Women’s Empowerment and Entrepreneurship Project,
Guatemala

Empowering women, lifting up communities

By identifying local market demand and providing support and training, Heifer International and partners are paving the way for women to earn living incomes.

Detailed map highlighting the geographic locations of past and active projects in Guatemala.
Location
Sololá, Alta and Baja Verapaz, Guatemala
Products
Textiles, Organic Vegetables, Poultry

When women have control over their income and productive assets like farmland, all family members benefit. They eat better quality food, kids go to school, and the whole family’s health improves.

The Women’s Empowerment and Entrepreneurship project works with existing community groups of indigenous women – helping to set up groups where they don’t already exist – in Sololá and the Alta and Baja Verapaz regions to boost their incomes. Almost all households in these regions are male-led, with women having identified being able to generate their own income as potentially transformative for them.

Research conducted by the women, working together with our in-country team, identified three markets with significant income-generation potential – fibers and dyes for textiles, organic vegetables and free-range poultry.

With support from our project teams, women farmers have been able to improve their processes for producing high-quality, organic vegetables. They are also setting up irrigation systems to further increase the productivity of their farms.

Through the project, the women have been able to improve their processes for raising cage-free chickens. They are selling eggs and chicken meat to restaurants in Guatemala City, Quetzaltenango and Antigua, where there is high demand for these premium products – and where they fetch better prices.

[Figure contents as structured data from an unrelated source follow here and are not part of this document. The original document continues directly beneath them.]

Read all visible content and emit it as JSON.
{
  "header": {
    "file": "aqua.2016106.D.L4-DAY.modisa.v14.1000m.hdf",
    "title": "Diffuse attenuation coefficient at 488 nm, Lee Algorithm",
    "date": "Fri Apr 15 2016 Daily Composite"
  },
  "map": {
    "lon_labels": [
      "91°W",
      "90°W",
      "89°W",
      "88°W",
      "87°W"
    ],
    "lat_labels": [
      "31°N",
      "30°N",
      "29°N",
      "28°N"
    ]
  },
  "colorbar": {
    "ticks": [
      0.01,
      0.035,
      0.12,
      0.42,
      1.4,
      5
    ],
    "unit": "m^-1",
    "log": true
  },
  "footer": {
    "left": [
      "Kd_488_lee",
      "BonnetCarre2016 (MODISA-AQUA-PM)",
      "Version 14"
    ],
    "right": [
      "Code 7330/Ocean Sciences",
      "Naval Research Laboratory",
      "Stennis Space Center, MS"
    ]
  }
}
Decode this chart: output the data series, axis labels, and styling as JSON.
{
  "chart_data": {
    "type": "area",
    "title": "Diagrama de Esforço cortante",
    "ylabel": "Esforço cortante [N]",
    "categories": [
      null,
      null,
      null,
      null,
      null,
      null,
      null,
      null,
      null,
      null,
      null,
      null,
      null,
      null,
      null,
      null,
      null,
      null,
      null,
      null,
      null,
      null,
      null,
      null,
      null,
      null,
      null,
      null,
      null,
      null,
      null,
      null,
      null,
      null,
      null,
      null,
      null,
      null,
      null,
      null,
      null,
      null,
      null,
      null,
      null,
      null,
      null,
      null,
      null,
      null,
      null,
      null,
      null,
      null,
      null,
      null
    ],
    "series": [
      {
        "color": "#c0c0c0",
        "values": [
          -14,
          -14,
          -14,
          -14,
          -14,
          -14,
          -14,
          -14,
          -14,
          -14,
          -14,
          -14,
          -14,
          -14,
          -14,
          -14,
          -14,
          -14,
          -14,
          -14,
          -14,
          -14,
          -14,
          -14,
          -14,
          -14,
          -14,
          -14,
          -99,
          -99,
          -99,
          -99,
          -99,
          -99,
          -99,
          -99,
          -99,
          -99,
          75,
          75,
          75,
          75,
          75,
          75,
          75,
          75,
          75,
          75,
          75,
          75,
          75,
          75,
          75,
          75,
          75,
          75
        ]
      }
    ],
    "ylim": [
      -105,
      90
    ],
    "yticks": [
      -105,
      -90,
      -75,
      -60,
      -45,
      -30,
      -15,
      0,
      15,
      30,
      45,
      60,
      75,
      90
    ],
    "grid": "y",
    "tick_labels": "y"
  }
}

Local markets remain a priority, with access key to the long-term success of the project. There is strong demand for textiles, and the indigenous designs are particularly popular with tourists.

By the time the project ends in 2021, women farmers are projected to have saved more than $1 million in group savings through their cooperatives. Much of this money will then be reinvested into their businesses as they continue to expand.

The project expects to support the creation of 40 new businesses, each of which will contribute to closing the living income gap for 5,959 women.